Jusqu’à présent, il semble que la prospérité aille de soi. Elle n’est d’ailleurs même pas forcément perçue comme telle. « Nous ? Riches ? Ah bon ?, s’interroge sans ironie Hassan, un batelier de 25 ans qui fait la navette entre le centre-ville et le « Kampong Ayer » – village sur l’eau –, un ensemble de maisons traditionnelles sur pilotis classé au Patrimoine mondial de l’Unesco. Moi, en tout cas, je ne le suis pas et je n’ai pas de boulot fixe ! »
En ces temps incertains, le sultanat n’a d’autre choix que de pratiquer une diplomatie au spectre large, consistant, entre autres, à rester proche de l’ancien colon britannique (Brunei n’est devenu indépendant qu’en 1984) tout en se rapprochant de la Chine. La visite du président Xi Jinping, fin novembre, s’inscrit dans cette préoccupation.
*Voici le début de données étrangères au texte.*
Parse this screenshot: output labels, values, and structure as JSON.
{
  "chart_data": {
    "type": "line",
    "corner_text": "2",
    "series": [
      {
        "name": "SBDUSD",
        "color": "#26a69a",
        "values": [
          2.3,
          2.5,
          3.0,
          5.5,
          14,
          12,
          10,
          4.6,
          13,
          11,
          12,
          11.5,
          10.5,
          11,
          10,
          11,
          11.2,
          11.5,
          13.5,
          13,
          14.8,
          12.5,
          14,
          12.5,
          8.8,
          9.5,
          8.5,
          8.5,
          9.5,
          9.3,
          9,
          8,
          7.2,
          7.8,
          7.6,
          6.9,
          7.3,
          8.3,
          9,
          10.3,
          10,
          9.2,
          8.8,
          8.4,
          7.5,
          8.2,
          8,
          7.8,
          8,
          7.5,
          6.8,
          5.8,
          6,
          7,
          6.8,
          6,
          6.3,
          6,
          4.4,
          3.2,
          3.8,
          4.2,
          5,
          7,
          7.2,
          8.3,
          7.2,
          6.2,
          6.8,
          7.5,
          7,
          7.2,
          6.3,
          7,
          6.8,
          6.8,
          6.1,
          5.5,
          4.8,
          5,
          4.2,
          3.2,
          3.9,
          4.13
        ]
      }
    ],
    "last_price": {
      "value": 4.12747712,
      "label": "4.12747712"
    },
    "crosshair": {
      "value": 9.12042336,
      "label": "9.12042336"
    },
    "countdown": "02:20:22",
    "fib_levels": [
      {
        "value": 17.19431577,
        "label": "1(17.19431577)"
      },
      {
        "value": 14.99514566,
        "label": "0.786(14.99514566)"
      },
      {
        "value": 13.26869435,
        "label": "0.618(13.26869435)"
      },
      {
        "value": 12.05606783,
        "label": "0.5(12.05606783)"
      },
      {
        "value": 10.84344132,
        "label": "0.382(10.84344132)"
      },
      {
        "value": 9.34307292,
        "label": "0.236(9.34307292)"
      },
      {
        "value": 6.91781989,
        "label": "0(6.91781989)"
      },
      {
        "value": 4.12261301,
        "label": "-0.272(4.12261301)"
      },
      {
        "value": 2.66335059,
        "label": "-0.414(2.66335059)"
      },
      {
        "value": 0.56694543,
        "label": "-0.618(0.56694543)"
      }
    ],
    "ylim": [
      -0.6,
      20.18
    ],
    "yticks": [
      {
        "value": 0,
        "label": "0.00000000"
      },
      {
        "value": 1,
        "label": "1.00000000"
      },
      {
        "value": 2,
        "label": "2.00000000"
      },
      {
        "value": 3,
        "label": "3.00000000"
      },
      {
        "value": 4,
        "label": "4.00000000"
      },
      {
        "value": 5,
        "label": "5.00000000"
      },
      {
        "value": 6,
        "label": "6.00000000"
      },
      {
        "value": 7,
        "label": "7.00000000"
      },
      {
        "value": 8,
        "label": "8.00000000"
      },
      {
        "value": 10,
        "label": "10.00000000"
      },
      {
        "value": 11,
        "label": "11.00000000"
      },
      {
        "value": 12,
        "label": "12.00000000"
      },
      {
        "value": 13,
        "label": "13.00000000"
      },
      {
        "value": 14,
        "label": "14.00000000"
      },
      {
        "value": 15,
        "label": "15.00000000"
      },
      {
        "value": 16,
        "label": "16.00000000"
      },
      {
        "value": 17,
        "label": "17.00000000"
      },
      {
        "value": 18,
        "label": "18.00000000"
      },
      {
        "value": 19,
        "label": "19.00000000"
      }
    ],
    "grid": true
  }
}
Même le très officiel Borneo Bulletin du 21 novembre justifiait la relation de proximité avec Pékin, en dépit d’un contentieux territorial en mer de Chine du Sud, par une phrase qui cachait mal une certaine inquiétude : « Le XXIe siècle apporte son lot de complexités et d’incertitudes qui exigent pour Brunei de travailler avec de grands pays pour survivre et prospérer. »
Bruno Philip (Bandar Seri Begawan (Brunei), envoyé spécial)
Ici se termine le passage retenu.